Tra un professore che parla di vendere le proprie lezioni invece di garantirle a tutte e tutti a scuola (vedasi cronaca nazionale) e un terzo polo (vedasi quel di Macerata) che invece di tutelare i beni pubblici vuole dare tutto in mano ai privati non ci sarebbe nulla da ridere, per quanto sembri una scena di quei romanzi di fantascienza umoristica in voga negli anni '80.

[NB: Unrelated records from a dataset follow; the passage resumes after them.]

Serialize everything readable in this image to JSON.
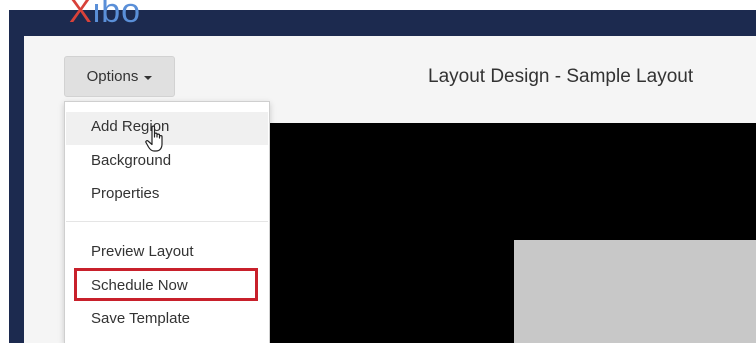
{
  "app": {
    "logo_text_x": "X",
    "logo_text_rest": "ibo"
  },
  "toolbar": {
    "options_label": "Options"
  },
  "page": {
    "title": "Layout Design - Sample Layout"
  },
  "options_menu": {
    "items": [
      {
        "label": "Add Region"
      },
      {
        "label": "Background"
      },
      {
        "label": "Properties"
      },
      {
        "label": "Preview Layout"
      },
      {
        "label": "Schedule Now"
      },
      {
        "label": "Save Template"
      }
    ]
  },
  "colors": {
    "header_bg": "#1c2a4f",
    "highlight_border": "#c8202b",
    "canvas_bg": "#000000",
    "region_bg": "#c8c8c8"
  },
  "icons": {
    "cursor": "hand-pointer-icon",
    "dropdown": "caret-down-icon"
  }
}
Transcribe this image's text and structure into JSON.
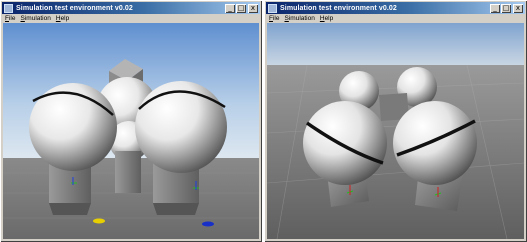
{
  "windows": [
    {
      "title": "Simulation test environment v0.02",
      "menu": [
        {
          "label": "File",
          "underline": "F",
          "rest": "ile"
        },
        {
          "label": "Simulation",
          "underline": "S",
          "rest": "imulation"
        },
        {
          "label": "Help",
          "underline": "H",
          "rest": "elp"
        }
      ],
      "buttons": {
        "minimize": "_",
        "maximize": "□",
        "close": "x"
      }
    },
    {
      "title": "Simulation test environment v0.02",
      "menu": [
        {
          "label": "File",
          "underline": "F",
          "rest": "ile"
        },
        {
          "label": "Simulation",
          "underline": "S",
          "rest": "imulation"
        },
        {
          "label": "Help",
          "underline": "H",
          "rest": "elp"
        }
      ],
      "buttons": {
        "minimize": "_",
        "maximize": "□",
        "close": "x"
      }
    }
  ],
  "colors": {
    "titlebar_start": "#0a246a",
    "titlebar_end": "#a6caf0",
    "window_face": "#d4d0c8",
    "sky_top": "#6f9fd8",
    "ground": "#7d7d7d",
    "sphere_light": "#ffffff",
    "sphere_dark": "#6e6e6e"
  }
}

Lo stesso terzo polo, con candidati che hanno sostenuto Parcaroli e Acquaroli nel 2020, che afferma che non c'è differenza tra centrosinistra e centrodestra e fa l'esempio del caso Simonetti (dove va ricordato che una delle due coalizioni ha fatto un sit in per opporsi alla variante) non ci rimarrà male se si sentirà dire che la differenza, noi di Avs, non la vediamo tra loro e il centrodestra. Infatti, le farmacie comunali sono un bene comune che deve rimanere tale.
Azzerare l'IVA sui prezzi dei prodotti di prima necessità, come gli assorbenti femminili e i prodotti di igiene intima, come fatto da qualche anno nel Comune di Firenze, dovrebbe essere l'obiettivo di chi amministra. Inoltre, l'obiettivo delle farmacie comunali non può e non deve essere quello del profitto economico, bensì essere un servizio culturale e sociale per cittadine e cittadini a 360°. Educare, informare e supportare le fragilità! Il resto lasciamolo ai romanzi umoristici (e fantascientifici).